Contourner la difficulté
Pour contourner la difficulté, on évoquait hier dans les milieux ministériels la possibilité qu’un seuil soit fixé en dessous duquel les traitements et salaires ne seraient pas touchés, quitte à rogner sur les indemnités des officiers supérieurs, comme le réclame Walid Joumblatt, à suspendre celles des héritiers de certains députés et à rogner sur les dépenses somptuaires, les escortes, les voyages et les indemnités journalières touchées, etc.

Certains partis, comme le Hezbollah, ainsi que les syndicats et ligues de fonctionnaires descendus dans la rue (voir par ailleurs), se sont empressés d’affirmer qu’ils feraient bloc face à des mesures qui toucheraient les petites classes et des catégories vulnérables. Dans le même esprit, le ministre des Affaires sociales Richard Kouyoumjian a rappelé que l’État dispose d’une batterie de mesures susceptibles de lui assurer des rentrées, citant notamment les biens-fonds maritimes, la généralisation de la perception des factures d’électricité, les douanes, les recettes portuaires et aéroportuaires, la lutte contre la contrebande, l’évasion fiscale, etc.

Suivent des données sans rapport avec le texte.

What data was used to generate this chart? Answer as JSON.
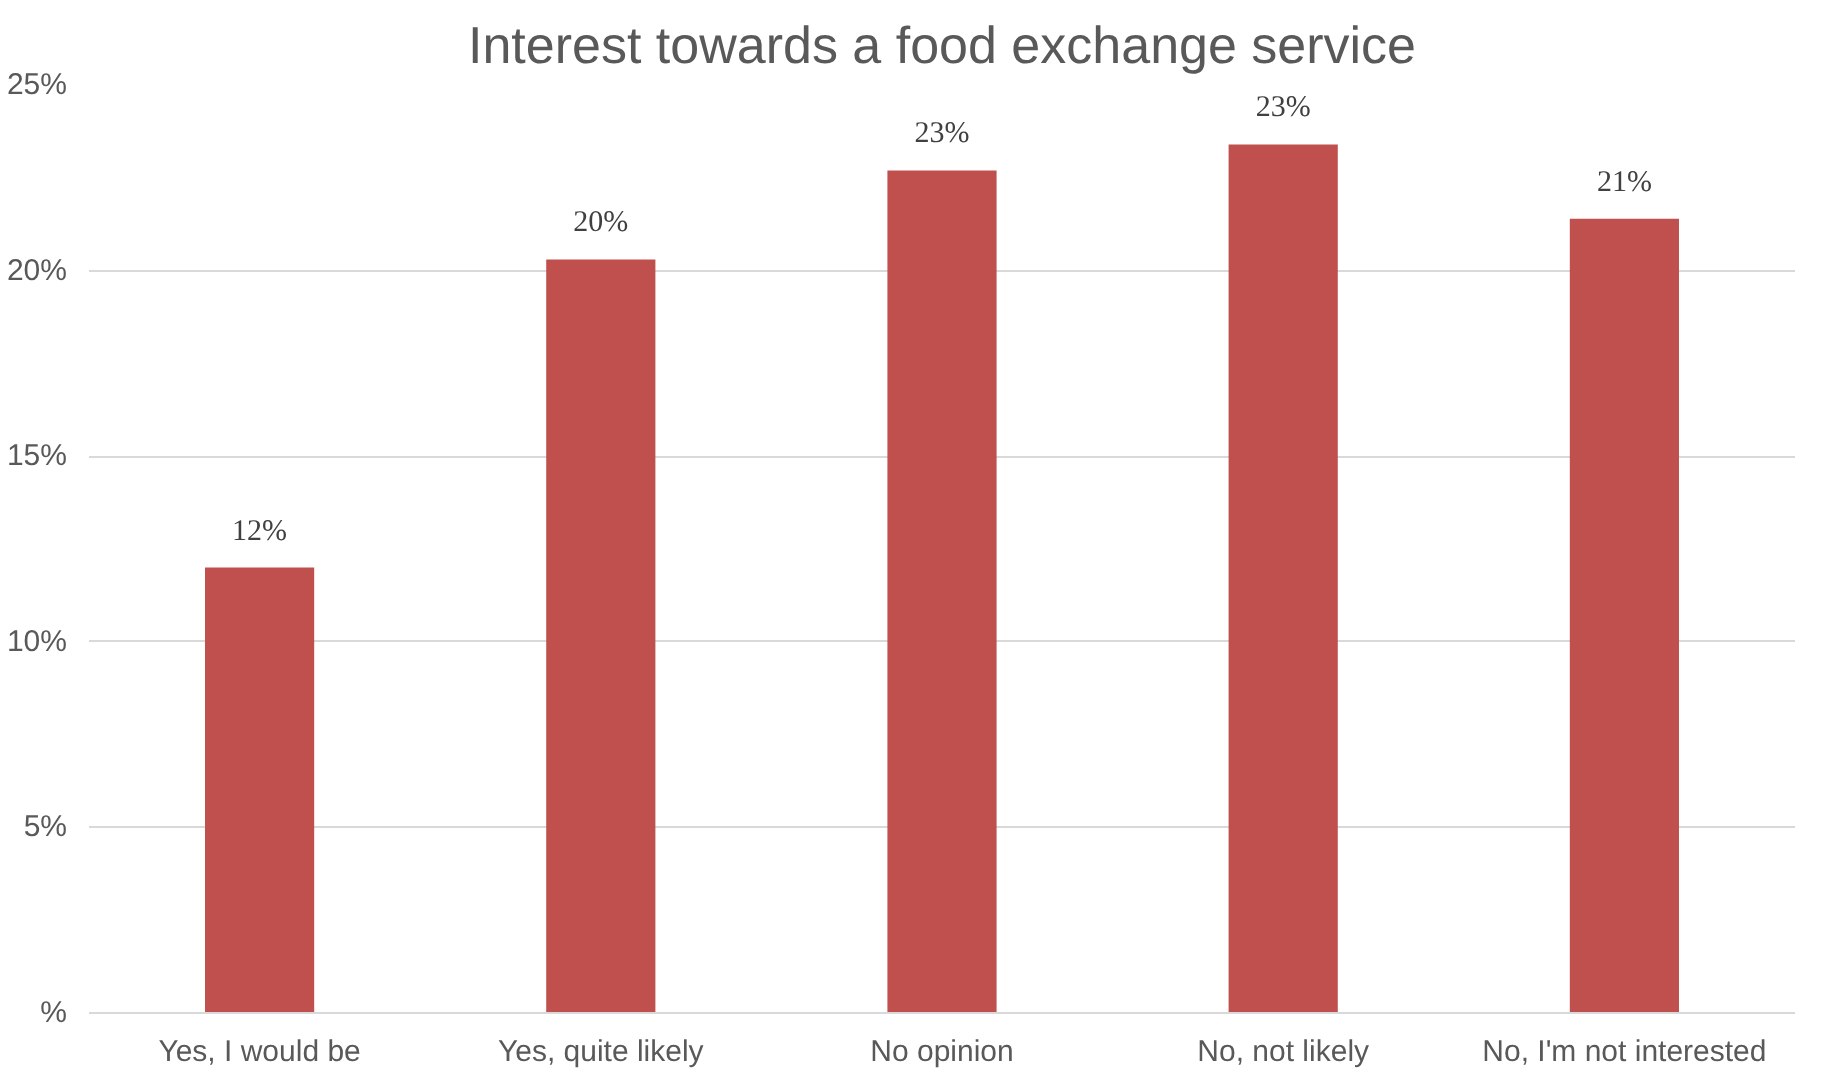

Le député Farid Haykal el-Khazen a été dans le même sens et s’est indigné de ce que l’on ait même songé à priver les fonctionnaires d’une partie de leurs salaires, et que l’on ait décidé d’aller au plus facile.

Par ailleurs, dans les syndicats, on estimait risible que les députés et ministres acceptent, comme les fonctionnaires, une réduction égale de leurs traitements, en affirmant ainsi que « l’on traite ainsi sur un pied d’égalité les victimes et leurs bourreaux ».